Essa movimentação de Cunha em Belo Horizonte e sua expansão para o interior do estado não se trata apenas de diversificação de negócios. É um reposicionamento estratégico no cenário político. Em meio a uma nova geração de políticos que ainda se adapta aos algoritmos das redes sociais, Cunha investe em um meio que, em Minas, continua a desempenhar um papel fundamental na formação da opinião pública: o rádio.
O Capital Simbólico de Cunha
No contexto político mineiro, a capacidade de comunicação muitas vezes se iguala à influência de um cargo oficial. Cunha percebeu que não precisa ser um deputado para ser uma figura central nas decisões políticas que se aproximam em 2026. Com o controle sobre emissoras de rádio, ele conquista o que o sociólogo Pierre Bourdieu chamava de “capital simbólico”.

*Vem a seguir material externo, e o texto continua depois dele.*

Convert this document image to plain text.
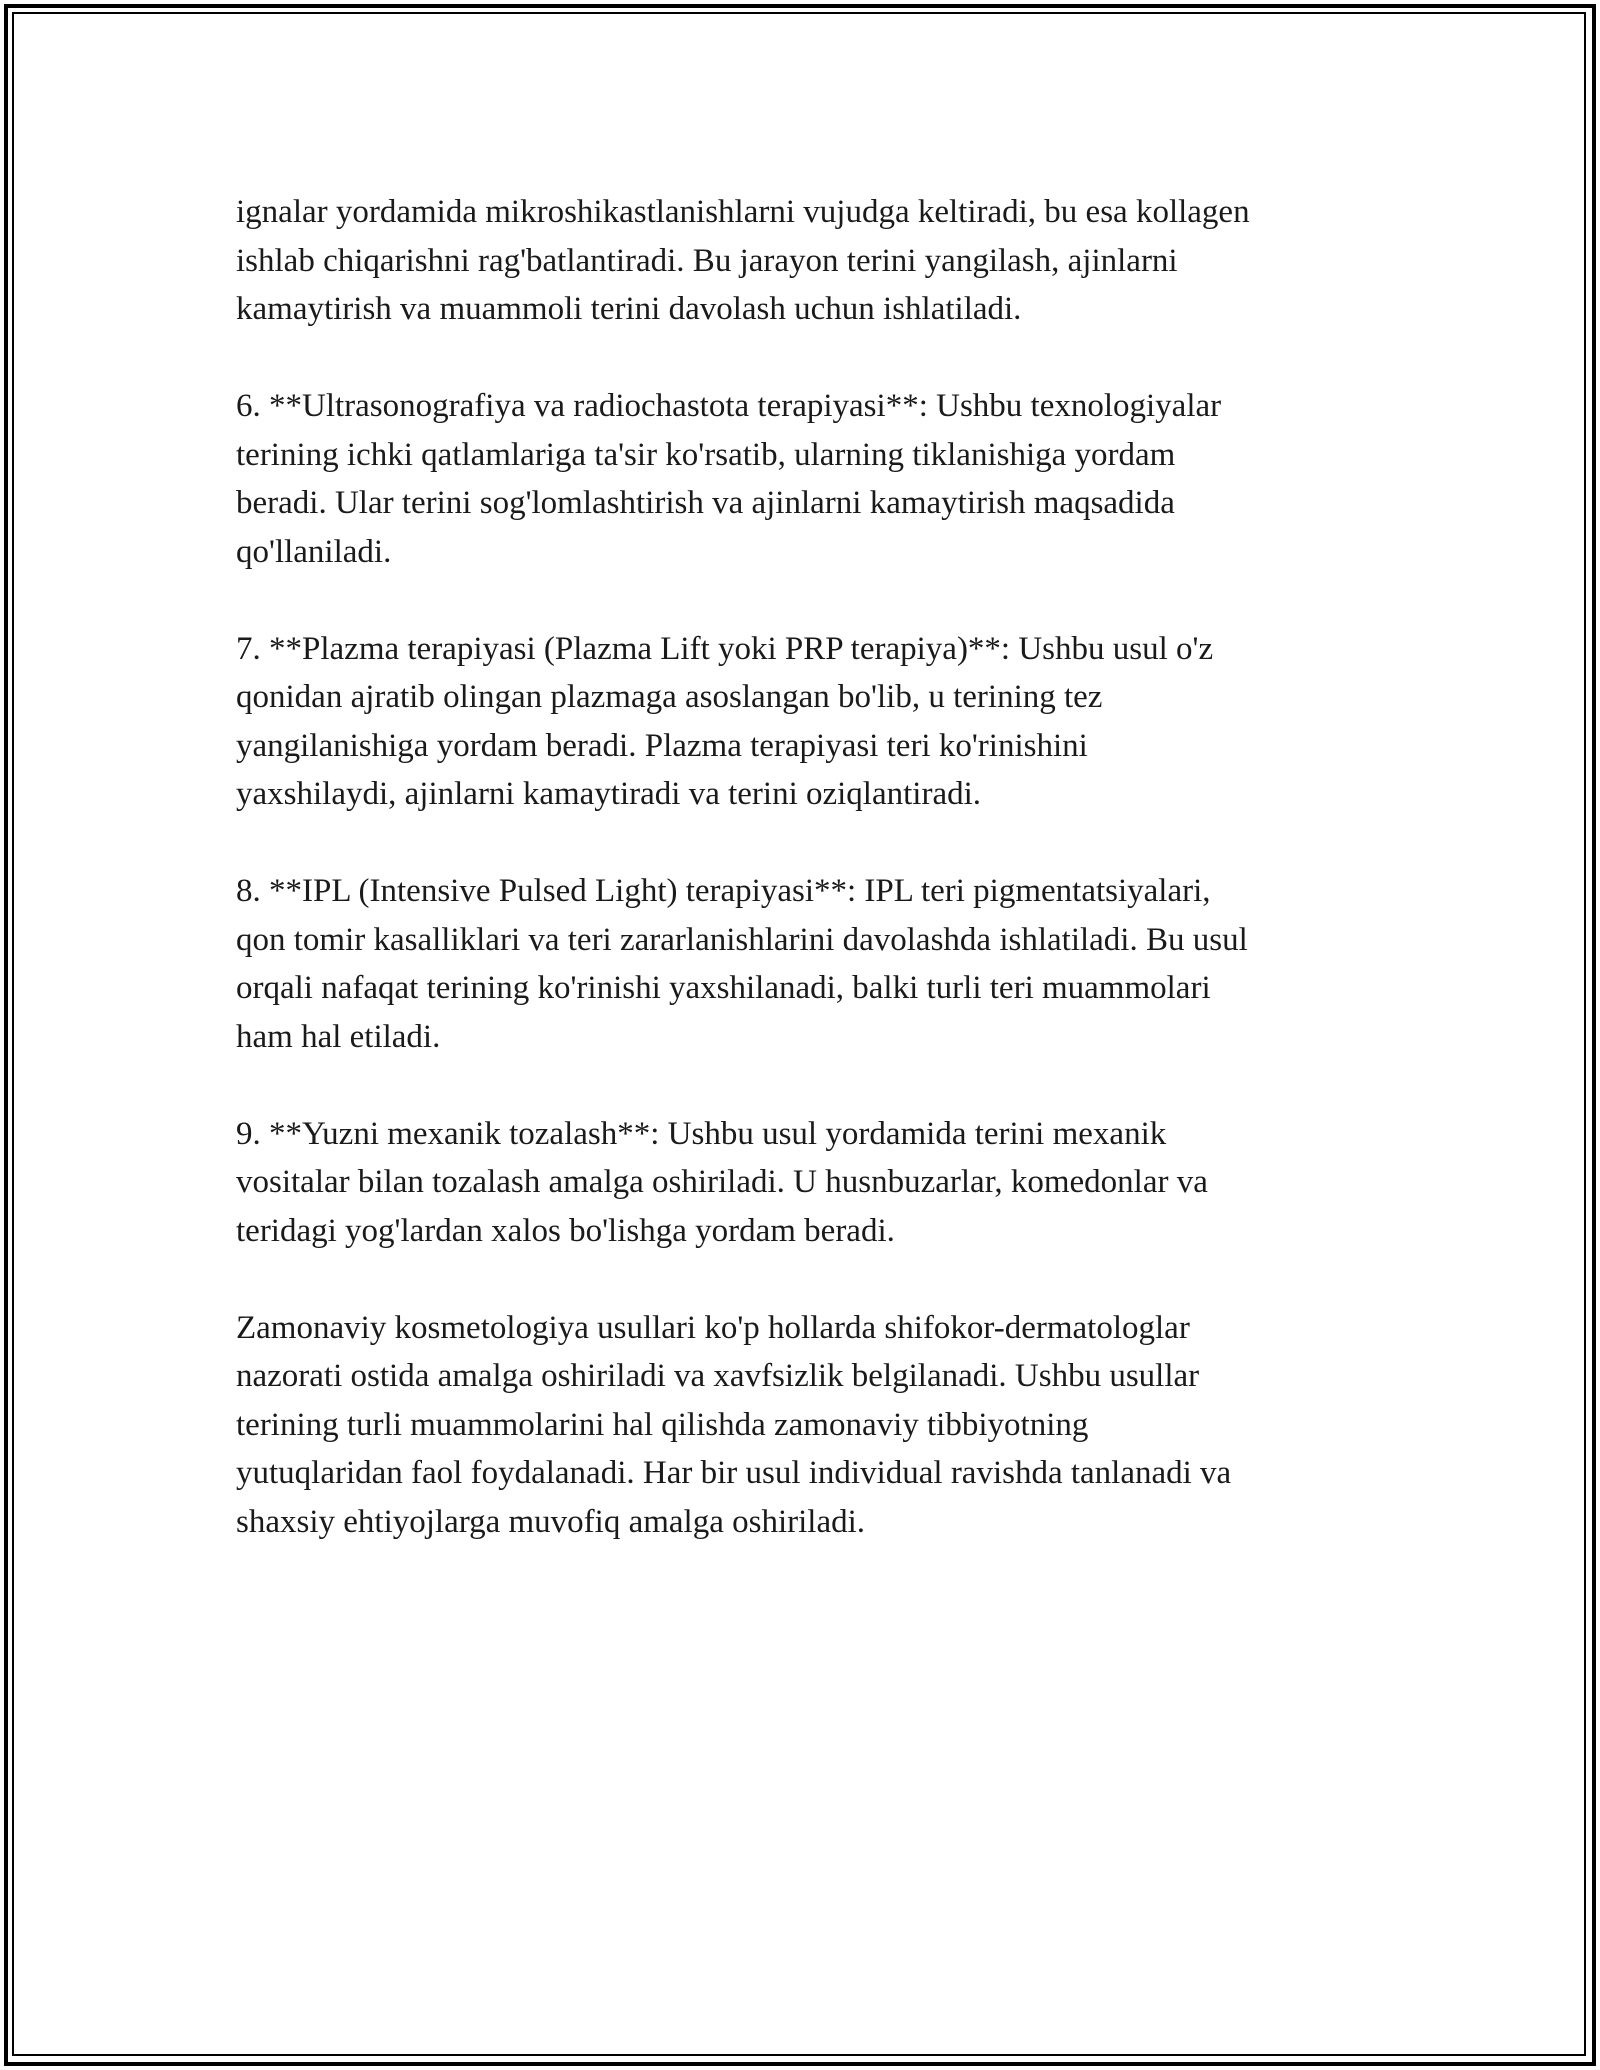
ignalar yordamida mikroshikastlanishlarni vujudga keltiradi, bu esa kollagen
ishlab chiqarishni rag'batlantiradi. Bu jarayon terini yangilash, ajinlarni
kamaytirish va muammoli terini davolash uchun ishlatiladi.

6. **Ultrasonografiya va radiochastota terapiyasi**: Ushbu texnologiyalar
terining ichki qatlamlariga ta'sir ko'rsatib, ularning tiklanishiga yordam
beradi. Ular terini sog'lomlashtirish va ajinlarni kamaytirish maqsadida
qo'llaniladi.

7. **Plazma terapiyasi (Plazma Lift yoki PRP terapiya)**: Ushbu usul o'z
qonidan ajratib olingan plazmaga asoslangan bo'lib, u terining tez
yangilanishiga yordam beradi. Plazma terapiyasi teri ko'rinishini
yaxshilaydi, ajinlarni kamaytiradi va terini oziqlantiradi.

8. **IPL (Intensive Pulsed Light) terapiyasi**: IPL teri pigmentatsiyalari,
qon tomir kasalliklari va teri zararlanishlarini davolashda ishlatiladi. Bu usul
orqali nafaqat terining ko'rinishi yaxshilanadi, balki turli teri muammolari
ham hal etiladi.

9. **Yuzni mexanik tozalash**: Ushbu usul yordamida terini mexanik
vositalar bilan tozalash amalga oshiriladi. U husnbuzarlar, komedonlar va
teridagi yog'lardan xalos bo'lishga yordam beradi.

Zamonaviy kosmetologiya usullari ko'p hollarda shifokor-dermatologlar
nazorati ostida amalga oshiriladi va xavfsizlik belgilanadi. Ushbu usullar
terining turli muammolarini hal qilishda zamonaviy tibbiyotning
yutuqlaridan faol foydalanadi. Har bir usul individual ravishda tanlanadi va
shaxsiy ehtiyojlarga muvofiq amalga oshiriladi.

Não é necessário votar nos projetos se ele tem o poder de escolher os temas que dominarão as discussões nas praças e nas reuniões familiares da capital. O rádio oferece a Cunha algo que a trajetória jurídica lhe retirou: o respeito e a influência nos bastidores políticos. Quem detém a audiência tem acesso às elites, e quem tem acesso define o valor das alianças.
A Importância do Interior
A profundidade da estratégia de Cunha está na forma como ele se conecta com o interior do estado. Ao se expandir para essa região, ele estabelece uma rede de comunicação contínua com prefeitos e vereadores. Em um lugar onde a internet é, muitas vezes, um privilégio, o rádio se torna um elemento essencial do cotidiano.

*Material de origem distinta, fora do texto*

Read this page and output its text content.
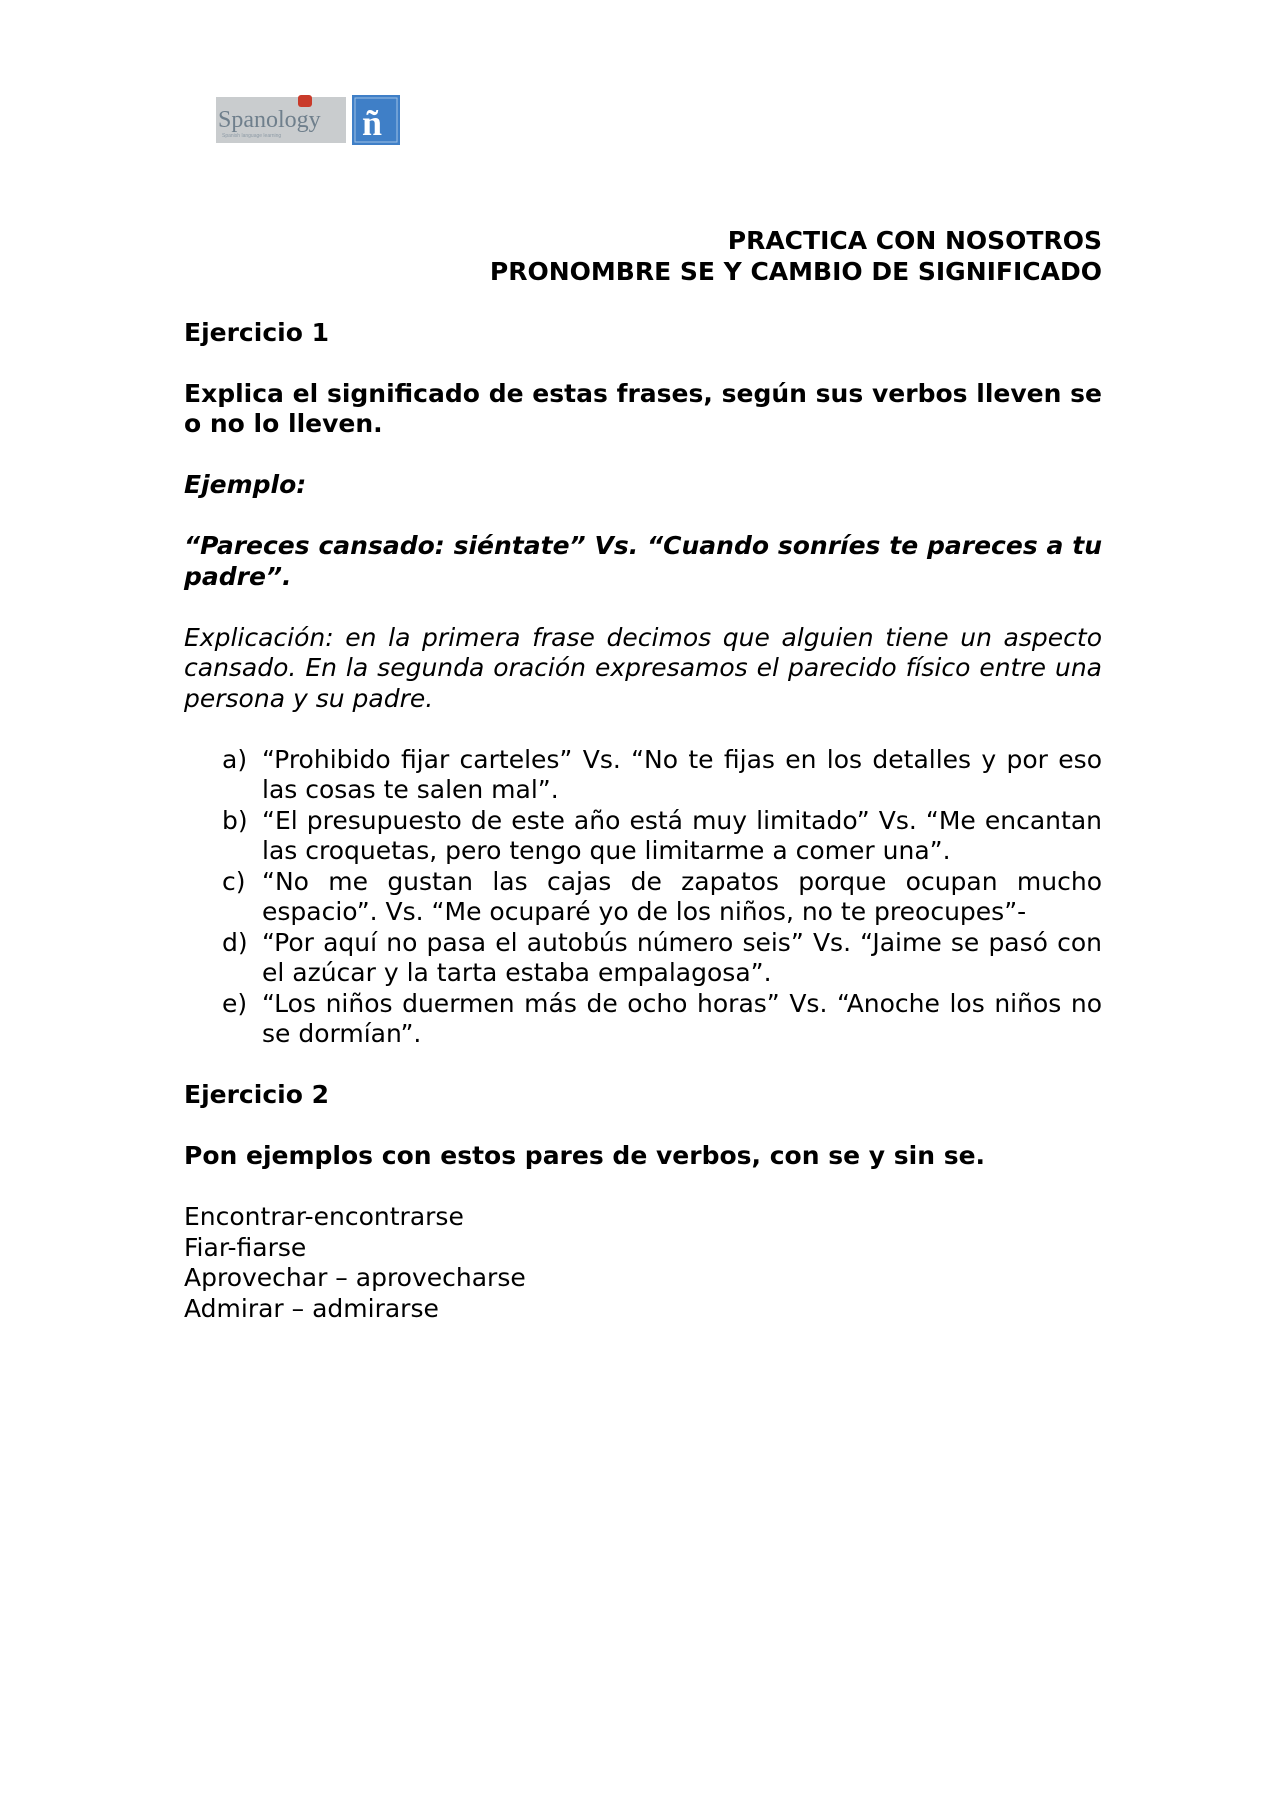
Spanology
Spanish language learning ñ

PRACTICA CON NOSOTROS

PRONOMBRE SE Y CAMBIO DE SIGNIFICADO

Ejercicio 1

Explica el significado de estas frases, según sus verbos lleven se o no lo lleven.

Ejemplo:

“Pareces cansado: siéntate” Vs. “Cuando sonríes te pareces a tu padre”.

Explicación: en la primera frase decimos que alguien tiene un aspecto cansado. En la segunda oración expresamos el parecido físico entre una persona y su padre.

a) “Prohibido fijar carteles” Vs. “No te fijas en los detalles y por eso las cosas te salen mal”.
b) “El presupuesto de este año está muy limitado” Vs. “Me encantan las croquetas, pero tengo que limitarme a comer una”.
c) “No me gustan las cajas de zapatos porque ocupan mucho espacio”. Vs. “Me ocuparé yo de los niños, no te preocupes”-
d) “Por aquí no pasa el autobús número seis” Vs. “Jaime se pasó con el azúcar y la tarta estaba empalagosa”.
e) “Los niños duermen más de ocho horas” Vs. “Anoche los niños no se dormían”.

Ejercicio 2

Pon ejemplos con estos pares de verbos, con se y sin se.

Encontrar-encontrarse

Fiar-fiarse

Aprovechar – aprovecharse

Admirar – admirarse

Cada nova emissora que cai sob sua esfera de influência opera como um consulado político, cultivando relações que podem não ser visíveis nas tendências de Brasília, mas que possuem um peso significativo na composição das chapas para eleições proporcionais e estaduais. Cunha está construindo um “seguro político” de longo prazo: quem controla a narrativa local nunca será completamente excluído do cenário nacional.

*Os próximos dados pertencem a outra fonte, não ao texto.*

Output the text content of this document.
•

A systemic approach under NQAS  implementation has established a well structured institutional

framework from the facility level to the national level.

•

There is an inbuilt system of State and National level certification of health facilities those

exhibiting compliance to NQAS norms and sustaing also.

O Silêncio e a Estratégia de Cunha
O que mais preocupa a classe política em Minas não é tanto o que Cunha diz, mas o que ele prefere não dizer. Sua estratégia não envolve discursos efusivos; ao contrário, há um método bem elaborado. A sua influência em Belo Horizonte é palpável através de articulações discretas e da força que suas emissoras começam a instalar na agenda política local.
O retorno de Cunha ao cenário político não marca uma volta ao estilo de palanque, mas sim um retorno ao planejamento estruturado. Ele se reintegra ao jogo político por meio de um canal que não depende da aprovação de tribunais nem da instabilidade do eleitorado nas redes sociais. Sua escolha é clara: ser ouvido primeiro, antes de ser visto novamente. Ao priorizar o domínio do rádio, Cunha está, de fato, redesenhando as regras do jogo político em Minas Gerais.